AdFlight Wants to Simplify Campaigns
Advertisers can upload banners at AdFlight.com to be distributed among 30 site categories such as finance and sports. Web site publishers need to only register at the site and install an ad-serving code to begin serving the ads.
"We're a neutral marketplace where publishers can sell [their remnant] ad space and advertisers can buy, manage and execute ad campaigns," said Albert Lopez, CEO of AdFlight Inc. "For small companies, we may be the only solution."
Starter packages for advertisers run as low as $500 and offer either 125,000 impressions at $4 per 1,000 impressions or 1,000 clicks at 50 cents a click.
The service also gives advertisers total control over their campaigns. Users can track ad performance in real time, allowing them to deactivate banners that aren't working and add to categories that are.
Considering many placements are excess inventory, "you can be buried somewhere on a site," said John Davis, media planner at Media Contacts, an interactive media planning and buying agency in New York. "You'll never really get an accurate test from that. You'll be everywhere you don't need to be."

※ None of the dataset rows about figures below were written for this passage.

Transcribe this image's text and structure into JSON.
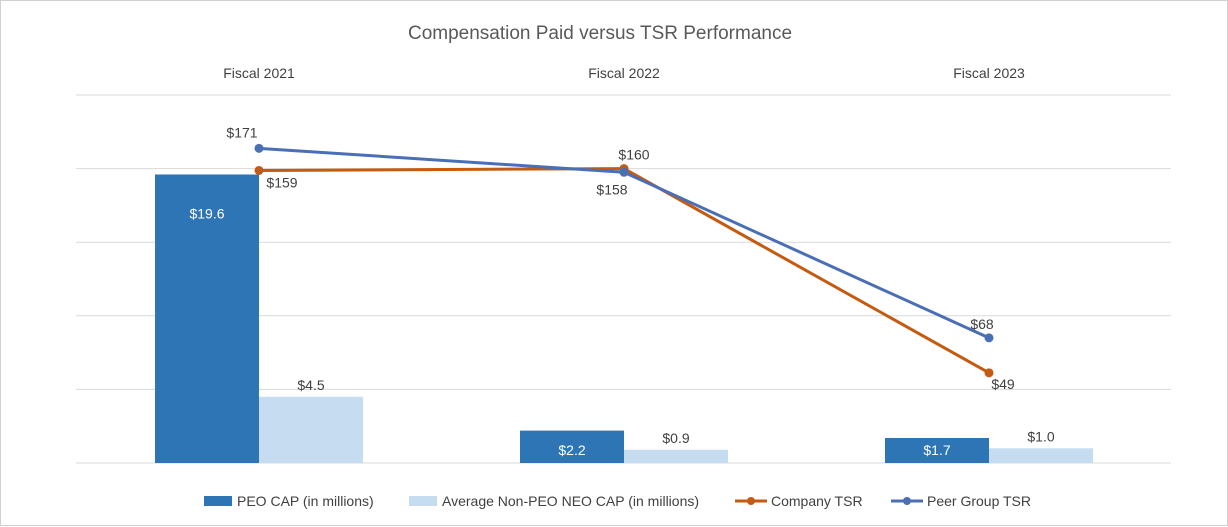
{
  "chart_data": {
    "type": "bar",
    "title": "Compensation Paid versus TSR Performance",
    "categories": [
      "Fiscal 2021",
      "Fiscal 2022",
      "Fiscal 2023"
    ],
    "series": [
      {
        "name": "PEO CAP (in millions)",
        "kind": "bar",
        "color": "#2e75b6",
        "values": [
          19.6,
          2.2,
          1.7
        ],
        "labels": [
          "$19.6",
          "$2.2",
          "$1.7"
        ]
      },
      {
        "name": "Average Non-PEO NEO CAP (in millions)",
        "kind": "bar",
        "color": "#c5dcf1",
        "values": [
          4.5,
          0.9,
          1.0
        ],
        "labels": [
          "$4.5",
          "$0.9",
          "$1.0"
        ]
      },
      {
        "name": "Company TSR",
        "kind": "line",
        "color": "#c55a11",
        "values": [
          159,
          160,
          49
        ],
        "labels": [
          "$159",
          "$160",
          "$49"
        ]
      },
      {
        "name": "Peer Group TSR",
        "kind": "line",
        "color": "#4a6fb5",
        "values": [
          171,
          158,
          68
        ],
        "labels": [
          "$171",
          "$158",
          "$68"
        ]
      }
    ],
    "bar_axis": {
      "range": [
        0,
        25
      ]
    },
    "line_axis": {
      "range": [
        0,
        200
      ]
    },
    "grid": true,
    "legend": "bottom"
  }
}
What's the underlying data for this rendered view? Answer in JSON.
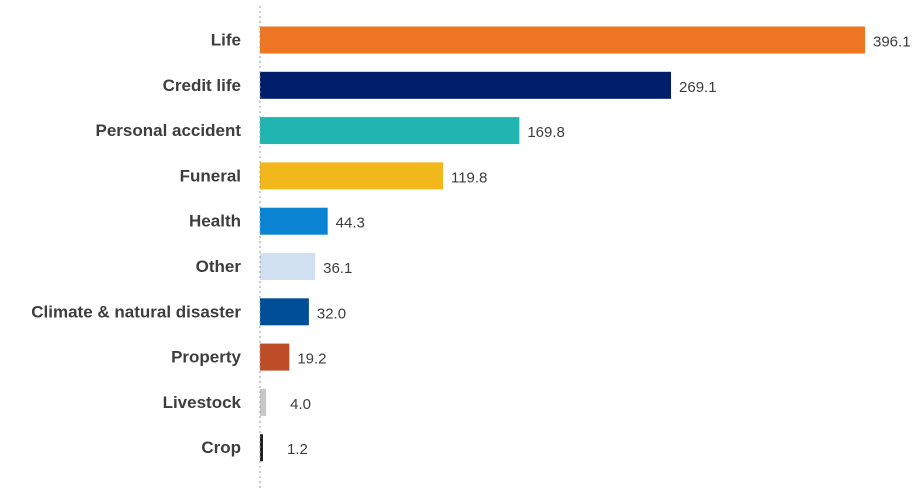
{
  "chart_data": {
    "type": "bar",
    "orientation": "horizontal",
    "categories": [
      "Life",
      "Credit life",
      "Personal accident",
      "Funeral",
      "Health",
      "Other",
      "Climate & natural disaster",
      "Property",
      "Livestock",
      "Crop"
    ],
    "values": [
      396.1,
      269.1,
      169.8,
      119.8,
      44.3,
      36.1,
      32.0,
      19.2,
      4.0,
      1.2
    ],
    "value_labels": [
      "396.1",
      "269.1",
      "169.8",
      "119.8",
      "44.3",
      "36.1",
      "32.0",
      "19.2",
      "4.0",
      "1.2"
    ],
    "colors": [
      "#ee7521",
      "#001e6a",
      "#20b5b0",
      "#f2b81b",
      "#0a83d2",
      "#d0e0f0",
      "#004f96",
      "#bc4d28",
      "#c7c7c7",
      "#222222"
    ],
    "xlim": [
      0,
      396.1
    ],
    "grid": false,
    "legend": false
  }
}
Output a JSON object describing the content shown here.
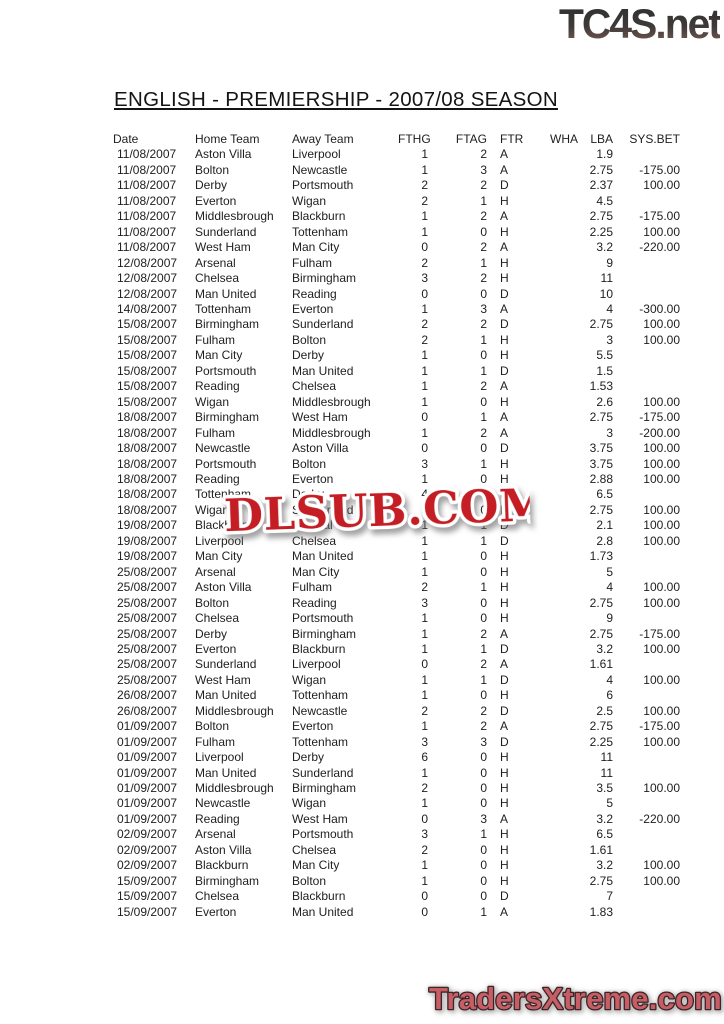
{
  "page": {
    "logo_top": "TC4S.net",
    "title": "ENGLISH - PREMIERSHIP - 2007/08 SEASON",
    "watermark": "DLSUB.COM",
    "logo_bottom": "TradersXtreme.com"
  },
  "colors": {
    "watermark_red": "#c41d23",
    "bottom_logo_pink": "#c75d65",
    "bottom_logo_outline": "#3c2427",
    "top_logo_dark": "#343434",
    "top_logo_maroon": "#8a685e"
  },
  "table": {
    "headers": {
      "date": "Date",
      "home": "Home Team",
      "away": "Away Team",
      "fthg": "FTHG",
      "ftag": "FTAG",
      "ftr": "FTR",
      "wha": "WHA",
      "lba": "LBA",
      "sys": "SYS.BET"
    },
    "rows": [
      {
        "date": "11/08/2007",
        "home": "Aston Villa",
        "away": "Liverpool",
        "fthg": "1",
        "ftag": "2",
        "ftr": "A",
        "wha": "",
        "lba": "1.9",
        "sys": ""
      },
      {
        "date": "11/08/2007",
        "home": "Bolton",
        "away": "Newcastle",
        "fthg": "1",
        "ftag": "3",
        "ftr": "A",
        "wha": "",
        "lba": "2.75",
        "sys": "-175.00"
      },
      {
        "date": "11/08/2007",
        "home": "Derby",
        "away": "Portsmouth",
        "fthg": "2",
        "ftag": "2",
        "ftr": "D",
        "wha": "",
        "lba": "2.37",
        "sys": "100.00"
      },
      {
        "date": "11/08/2007",
        "home": "Everton",
        "away": "Wigan",
        "fthg": "2",
        "ftag": "1",
        "ftr": "H",
        "wha": "",
        "lba": "4.5",
        "sys": ""
      },
      {
        "date": "11/08/2007",
        "home": "Middlesbrough",
        "away": "Blackburn",
        "fthg": "1",
        "ftag": "2",
        "ftr": "A",
        "wha": "",
        "lba": "2.75",
        "sys": "-175.00"
      },
      {
        "date": "11/08/2007",
        "home": "Sunderland",
        "away": "Tottenham",
        "fthg": "1",
        "ftag": "0",
        "ftr": "H",
        "wha": "",
        "lba": "2.25",
        "sys": "100.00"
      },
      {
        "date": "11/08/2007",
        "home": "West Ham",
        "away": "Man City",
        "fthg": "0",
        "ftag": "2",
        "ftr": "A",
        "wha": "",
        "lba": "3.2",
        "sys": "-220.00"
      },
      {
        "date": "12/08/2007",
        "home": "Arsenal",
        "away": "Fulham",
        "fthg": "2",
        "ftag": "1",
        "ftr": "H",
        "wha": "",
        "lba": "9",
        "sys": ""
      },
      {
        "date": "12/08/2007",
        "home": "Chelsea",
        "away": "Birmingham",
        "fthg": "3",
        "ftag": "2",
        "ftr": "H",
        "wha": "",
        "lba": "11",
        "sys": ""
      },
      {
        "date": "12/08/2007",
        "home": "Man United",
        "away": "Reading",
        "fthg": "0",
        "ftag": "0",
        "ftr": "D",
        "wha": "",
        "lba": "10",
        "sys": ""
      },
      {
        "date": "14/08/2007",
        "home": "Tottenham",
        "away": "Everton",
        "fthg": "1",
        "ftag": "3",
        "ftr": "A",
        "wha": "",
        "lba": "4",
        "sys": "-300.00"
      },
      {
        "date": "15/08/2007",
        "home": "Birmingham",
        "away": "Sunderland",
        "fthg": "2",
        "ftag": "2",
        "ftr": "D",
        "wha": "",
        "lba": "2.75",
        "sys": "100.00"
      },
      {
        "date": "15/08/2007",
        "home": "Fulham",
        "away": "Bolton",
        "fthg": "2",
        "ftag": "1",
        "ftr": "H",
        "wha": "",
        "lba": "3",
        "sys": "100.00"
      },
      {
        "date": "15/08/2007",
        "home": "Man City",
        "away": "Derby",
        "fthg": "1",
        "ftag": "0",
        "ftr": "H",
        "wha": "",
        "lba": "5.5",
        "sys": ""
      },
      {
        "date": "15/08/2007",
        "home": "Portsmouth",
        "away": "Man United",
        "fthg": "1",
        "ftag": "1",
        "ftr": "D",
        "wha": "",
        "lba": "1.5",
        "sys": ""
      },
      {
        "date": "15/08/2007",
        "home": "Reading",
        "away": "Chelsea",
        "fthg": "1",
        "ftag": "2",
        "ftr": "A",
        "wha": "",
        "lba": "1.53",
        "sys": ""
      },
      {
        "date": "15/08/2007",
        "home": "Wigan",
        "away": "Middlesbrough",
        "fthg": "1",
        "ftag": "0",
        "ftr": "H",
        "wha": "",
        "lba": "2.6",
        "sys": "100.00"
      },
      {
        "date": "18/08/2007",
        "home": "Birmingham",
        "away": "West Ham",
        "fthg": "0",
        "ftag": "1",
        "ftr": "A",
        "wha": "",
        "lba": "2.75",
        "sys": "-175.00"
      },
      {
        "date": "18/08/2007",
        "home": "Fulham",
        "away": "Middlesbrough",
        "fthg": "1",
        "ftag": "2",
        "ftr": "A",
        "wha": "",
        "lba": "3",
        "sys": "-200.00"
      },
      {
        "date": "18/08/2007",
        "home": "Newcastle",
        "away": "Aston Villa",
        "fthg": "0",
        "ftag": "0",
        "ftr": "D",
        "wha": "",
        "lba": "3.75",
        "sys": "100.00"
      },
      {
        "date": "18/08/2007",
        "home": "Portsmouth",
        "away": "Bolton",
        "fthg": "3",
        "ftag": "1",
        "ftr": "H",
        "wha": "",
        "lba": "3.75",
        "sys": "100.00"
      },
      {
        "date": "18/08/2007",
        "home": "Reading",
        "away": "Everton",
        "fthg": "1",
        "ftag": "0",
        "ftr": "H",
        "wha": "",
        "lba": "2.88",
        "sys": "100.00"
      },
      {
        "date": "18/08/2007",
        "home": "Tottenham",
        "away": "Derby",
        "fthg": "4",
        "ftag": "0",
        "ftr": "H",
        "wha": "",
        "lba": "6.5",
        "sys": ""
      },
      {
        "date": "18/08/2007",
        "home": "Wigan",
        "away": "Sunderland",
        "fthg": "3",
        "ftag": "0",
        "ftr": "H",
        "wha": "",
        "lba": "2.75",
        "sys": "100.00"
      },
      {
        "date": "19/08/2007",
        "home": "Blackburn",
        "away": "Arsenal",
        "fthg": "1",
        "ftag": "1",
        "ftr": "D",
        "wha": "",
        "lba": "2.1",
        "sys": "100.00"
      },
      {
        "date": "19/08/2007",
        "home": "Liverpool",
        "away": "Chelsea",
        "fthg": "1",
        "ftag": "1",
        "ftr": "D",
        "wha": "",
        "lba": "2.8",
        "sys": "100.00"
      },
      {
        "date": "19/08/2007",
        "home": "Man City",
        "away": "Man United",
        "fthg": "1",
        "ftag": "0",
        "ftr": "H",
        "wha": "",
        "lba": "1.73",
        "sys": ""
      },
      {
        "date": "25/08/2007",
        "home": "Arsenal",
        "away": "Man City",
        "fthg": "1",
        "ftag": "0",
        "ftr": "H",
        "wha": "",
        "lba": "5",
        "sys": ""
      },
      {
        "date": "25/08/2007",
        "home": "Aston Villa",
        "away": "Fulham",
        "fthg": "2",
        "ftag": "1",
        "ftr": "H",
        "wha": "",
        "lba": "4",
        "sys": "100.00"
      },
      {
        "date": "25/08/2007",
        "home": "Bolton",
        "away": "Reading",
        "fthg": "3",
        "ftag": "0",
        "ftr": "H",
        "wha": "",
        "lba": "2.75",
        "sys": "100.00"
      },
      {
        "date": "25/08/2007",
        "home": "Chelsea",
        "away": "Portsmouth",
        "fthg": "1",
        "ftag": "0",
        "ftr": "H",
        "wha": "",
        "lba": "9",
        "sys": ""
      },
      {
        "date": "25/08/2007",
        "home": "Derby",
        "away": "Birmingham",
        "fthg": "1",
        "ftag": "2",
        "ftr": "A",
        "wha": "",
        "lba": "2.75",
        "sys": "-175.00"
      },
      {
        "date": "25/08/2007",
        "home": "Everton",
        "away": "Blackburn",
        "fthg": "1",
        "ftag": "1",
        "ftr": "D",
        "wha": "",
        "lba": "3.2",
        "sys": "100.00"
      },
      {
        "date": "25/08/2007",
        "home": "Sunderland",
        "away": "Liverpool",
        "fthg": "0",
        "ftag": "2",
        "ftr": "A",
        "wha": "",
        "lba": "1.61",
        "sys": ""
      },
      {
        "date": "25/08/2007",
        "home": "West Ham",
        "away": "Wigan",
        "fthg": "1",
        "ftag": "1",
        "ftr": "D",
        "wha": "",
        "lba": "4",
        "sys": "100.00"
      },
      {
        "date": "26/08/2007",
        "home": "Man United",
        "away": "Tottenham",
        "fthg": "1",
        "ftag": "0",
        "ftr": "H",
        "wha": "",
        "lba": "6",
        "sys": ""
      },
      {
        "date": "26/08/2007",
        "home": "Middlesbrough",
        "away": "Newcastle",
        "fthg": "2",
        "ftag": "2",
        "ftr": "D",
        "wha": "",
        "lba": "2.5",
        "sys": "100.00"
      },
      {
        "date": "01/09/2007",
        "home": "Bolton",
        "away": "Everton",
        "fthg": "1",
        "ftag": "2",
        "ftr": "A",
        "wha": "",
        "lba": "2.75",
        "sys": "-175.00"
      },
      {
        "date": "01/09/2007",
        "home": "Fulham",
        "away": "Tottenham",
        "fthg": "3",
        "ftag": "3",
        "ftr": "D",
        "wha": "",
        "lba": "2.25",
        "sys": "100.00"
      },
      {
        "date": "01/09/2007",
        "home": "Liverpool",
        "away": "Derby",
        "fthg": "6",
        "ftag": "0",
        "ftr": "H",
        "wha": "",
        "lba": "11",
        "sys": ""
      },
      {
        "date": "01/09/2007",
        "home": "Man United",
        "away": "Sunderland",
        "fthg": "1",
        "ftag": "0",
        "ftr": "H",
        "wha": "",
        "lba": "11",
        "sys": ""
      },
      {
        "date": "01/09/2007",
        "home": "Middlesbrough",
        "away": "Birmingham",
        "fthg": "2",
        "ftag": "0",
        "ftr": "H",
        "wha": "",
        "lba": "3.5",
        "sys": "100.00"
      },
      {
        "date": "01/09/2007",
        "home": "Newcastle",
        "away": "Wigan",
        "fthg": "1",
        "ftag": "0",
        "ftr": "H",
        "wha": "",
        "lba": "5",
        "sys": ""
      },
      {
        "date": "01/09/2007",
        "home": "Reading",
        "away": "West Ham",
        "fthg": "0",
        "ftag": "3",
        "ftr": "A",
        "wha": "",
        "lba": "3.2",
        "sys": "-220.00"
      },
      {
        "date": "02/09/2007",
        "home": "Arsenal",
        "away": "Portsmouth",
        "fthg": "3",
        "ftag": "1",
        "ftr": "H",
        "wha": "",
        "lba": "6.5",
        "sys": ""
      },
      {
        "date": "02/09/2007",
        "home": "Aston Villa",
        "away": "Chelsea",
        "fthg": "2",
        "ftag": "0",
        "ftr": "H",
        "wha": "",
        "lba": "1.61",
        "sys": ""
      },
      {
        "date": "02/09/2007",
        "home": "Blackburn",
        "away": "Man City",
        "fthg": "1",
        "ftag": "0",
        "ftr": "H",
        "wha": "",
        "lba": "3.2",
        "sys": "100.00"
      },
      {
        "date": "15/09/2007",
        "home": "Birmingham",
        "away": "Bolton",
        "fthg": "1",
        "ftag": "0",
        "ftr": "H",
        "wha": "",
        "lba": "2.75",
        "sys": "100.00"
      },
      {
        "date": "15/09/2007",
        "home": "Chelsea",
        "away": "Blackburn",
        "fthg": "0",
        "ftag": "0",
        "ftr": "D",
        "wha": "",
        "lba": "7",
        "sys": ""
      },
      {
        "date": "15/09/2007",
        "home": "Everton",
        "away": "Man United",
        "fthg": "0",
        "ftag": "1",
        "ftr": "A",
        "wha": "",
        "lba": "1.83",
        "sys": ""
      }
    ]
  }
}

Although the service is convenient and gives advertisers control of their campaigns, it is not a threat to media buyers, said Davis.
"This isn't necessarily advantageous for advertisers," he said. "If you don't know how to market yourself on the Internet, you're limiting your ability to run an effective campaign. You have to be able to justify your buys. That's why advertisers pay middlemen."
AdFlight is now a player within the competitive ad network arena that is dominated by such firms as DoubleClick and 24/7 Media.
"They are competing on a couple of levels," said Marissa Gluck, an analyst for Jupiter Communications, New York. "Adauction and AdOutlet deal in remnant inventory, and they are competing with the networks themselves and automation software like Solbright."
AdFlight has partnerships with 50,000 sites. Publishers earn a minimum of 21 cents a click for joining.